Doubt regarding derivative.cpp

Discussion in 'Simulation' started by Michael J Mathew, May 31, 2016.

  1. The first Jacobian from derivative.cpp for a 2 link pendulum with just one motor at the second joint is given by
    17.35727428 4.33931857 4.33931857 4.33931857 , (I believe this is w.r.t to data->qfrc_applied) this is when the pendulum is hanging down. I get the same result when the pendulum is swung up. My doubts are the following.
    From the documentation; data->qfrc_applied is: "directly applied forces and torques specified in joint space"

    1) Does this mean that this Jacobian involves values of all forces that are experienced by the pendulum other than joint torques (like gravity and all)? Because according to my xml file, there should be only one column in the Jacobian, right? Even the second column, [ 4.33931857 4.33931857 ]' should be different right?
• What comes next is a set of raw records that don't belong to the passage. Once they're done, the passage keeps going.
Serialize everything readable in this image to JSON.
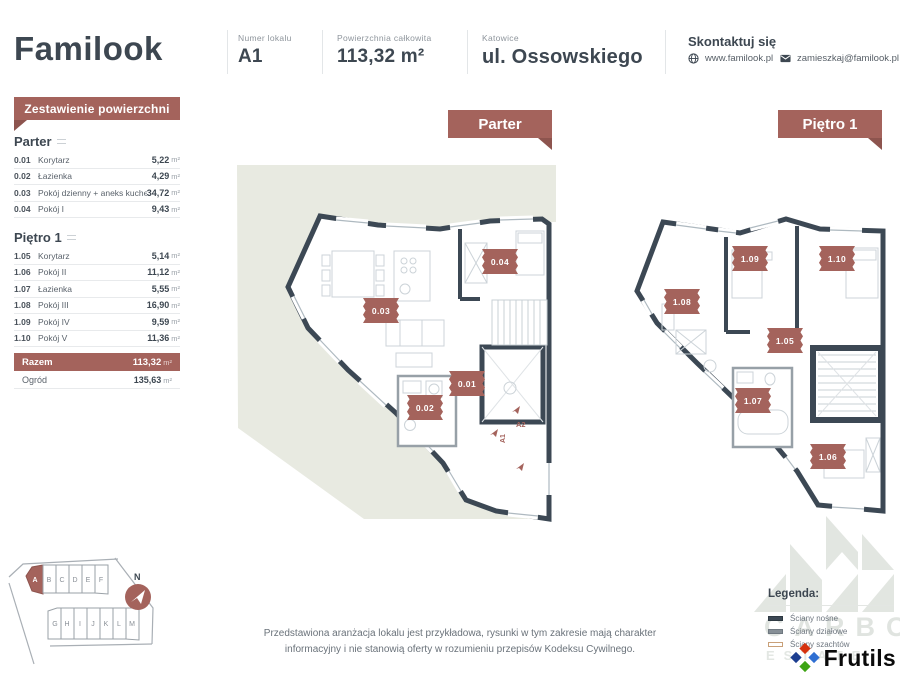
{
  "header": {
    "logo": "Familook",
    "unit_number_label": "Numer lokalu",
    "unit_number": "A1",
    "area_label": "Powierzchnia całkowita",
    "area_value": "113,32 m²",
    "city": "Katowice",
    "street": "ul. Ossowskiego",
    "contact_title": "Skontaktuj się",
    "website": "www.familook.pl",
    "email": "zamieszkaj@familook.pl"
  },
  "area_table": {
    "title": "Zestawienie powierzchni",
    "unit": "m²",
    "sections": [
      {
        "name": "Parter",
        "rows": [
          {
            "no": "0.01",
            "room": "Korytarz",
            "area": "5,22"
          },
          {
            "no": "0.02",
            "room": "Łazienka",
            "area": "4,29"
          },
          {
            "no": "0.03",
            "room": "Pokój dzienny + aneks kuchenny",
            "area": "34,72"
          },
          {
            "no": "0.04",
            "room": "Pokój I",
            "area": "9,43"
          }
        ]
      },
      {
        "name": "Piętro 1",
        "rows": [
          {
            "no": "1.05",
            "room": "Korytarz",
            "area": "5,14"
          },
          {
            "no": "1.06",
            "room": "Pokój II",
            "area": "11,12"
          },
          {
            "no": "1.07",
            "room": "Łazienka",
            "area": "5,55"
          },
          {
            "no": "1.08",
            "room": "Pokój III",
            "area": "16,90"
          },
          {
            "no": "1.09",
            "room": "Pokój IV",
            "area": "9,59"
          },
          {
            "no": "1.10",
            "room": "Pokój V",
            "area": "11,36"
          }
        ]
      }
    ],
    "total_label": "Razem",
    "total_area": "113,32",
    "garden_label": "Ogród",
    "garden_area": "135,63"
  },
  "plans": [
    {
      "banner": "Parter",
      "labels": [
        "0.01",
        "0.02",
        "0.03",
        "0.04"
      ],
      "annotations": [
        "A1",
        "A2"
      ]
    },
    {
      "banner": "Piętro 1",
      "labels": [
        "1.05",
        "1.06",
        "1.07",
        "1.08",
        "1.09",
        "1.10"
      ]
    }
  ],
  "site_map": {
    "compass": "N",
    "highlighted": "A",
    "row1": [
      "A",
      "B",
      "C",
      "D",
      "E",
      "F"
    ],
    "row2": [
      "G",
      "H",
      "I",
      "J",
      "K",
      "L",
      "M"
    ]
  },
  "disclaimer": {
    "line1": "Przedstawiona aranżacja lokalu jest przykładowa, rysunki w tym zakresie mają charakter",
    "line2": "informacyjny i nie stanowią oferty w rozumieniu przepisów Kodeksu Cywilnego."
  },
  "legend": {
    "title": "Legenda:",
    "items": [
      {
        "label": "Ściany nośne"
      },
      {
        "label": "Ściany działowe"
      },
      {
        "label": "Ściany szachtów"
      }
    ]
  },
  "watermark": {
    "line1": "CARBON",
    "line2": "ESTATE"
  },
  "footer_logo": {
    "text": "Frutils"
  },
  "icons": {
    "website": "globe-icon",
    "email": "mail-icon",
    "compass": "north-arrow-icon"
  },
  "colors": {
    "accent_maroon": "#a4635c",
    "dark_slate": "#3d4751",
    "wall": "#3c4854",
    "garden": "#e8eae1",
    "frutils_red": "#d5310e",
    "frutils_navy": "#1c3e90",
    "frutils_blue": "#2f6fd2",
    "frutils_green": "#3da414"
  }
}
My both links are unequal and hence at least values as well as sign should be different.

    Am I interpreting it in a wrong way?
     
  2. Emo Todorov

    Emo Todorov Administrator Staff Member

    The Jacobians are computed with respect to torques, not controls. So you will get the same (square) matrices regardless of the actuators defined in the model. To compute derivatives with respect to actuators, you should modify the code to finite-difference in control space instead of joint torque space.

    For a coupled system like this, applying a torque to one joint causes acceleration at both joints.

    Can you tell me which Jacobian exactly are we talking about? There are 6 of them, represented in the following order in mjtNum* deriv:

    dinv/dpos (inverse dynamics derivative: d qfrc_inverse / d qpos)
    dinv/dvel
    dinv/dacc
    dacc/dpos (forward dynamics derivative: d qacc / d qpos)
    dacc/dvel
    dacc/dfrc
     
  3. Thanks for the reply. According to this write up, the order of the mjtNum* derv seems different. First forward dynamics and next inverse dynamics is mentioned.
    forward dynamics: qacc(qfrc_applied, qvel, qpos)
    inverse dynamics: qfrc_inverse(qacc, qvel, qpos)
    The complete Jacobian is:

    [17.35727414 4.33932003 4.33931843 4.33932205
    0.00000089 0.00000041 0.00000047 0.00000000
    0.95780540 0.30196820 0.30196820 0.12503371
    -30.09495448 26.87052331 37.97696496 -99.60006411
    0.00000113 -0.00000181 -0.00000652 0.00000438
    4.37591334 -10.56824329 -10.56824329 33.52114698 ]

    So I thought the six Jacobians are in that order. If so, the above jacobian mentioned is the first 4 elements of the mjtNum*derv which I suppose is dacc/dfrc.
    Which is the right order of Jacobian?
    Yes applying torque on one joint indeed put acceleration in both joints, since there is only one actuator at joint 2, a positive torque on that would result in a negative torque at the base joint right? Which means one value should be of negative sign and the magnitude of those elements should be also different. Could you please tell me the right order of matrices?
     
  4. Emo Todorov

    Emo Todorov Administrator Staff Member

    The order is the one listed in the message above. The documentation you are referring to explains the concept of forward and inverse dynamics derivatives in general. If you look at the function checkderiv(), it defines pointers to the 6 matrices as:

    // get pointers to derivative matrices
    mjtNum* G0 = deriv; // dinv/dpos
    mjtNum* G1 = deriv + nv*nv; // dinv/dvel
    mjtNum* G2 = deriv + 2*nv*nv; // dinv/dacc
    mjtNum* F0 = deriv + 3*nv*nv; // dacc/dpos
    mjtNum* F1 = deriv + 4*nv*nv; // dacc/dvel
    mjtNum* F2 = deriv + 5*nv*nv; // dacc/dfrc

    G stands for inverse dynamics, F for forward dynamics. 0 is derivative w.r.t position, 1 - velocity, 2 - force or acceleration.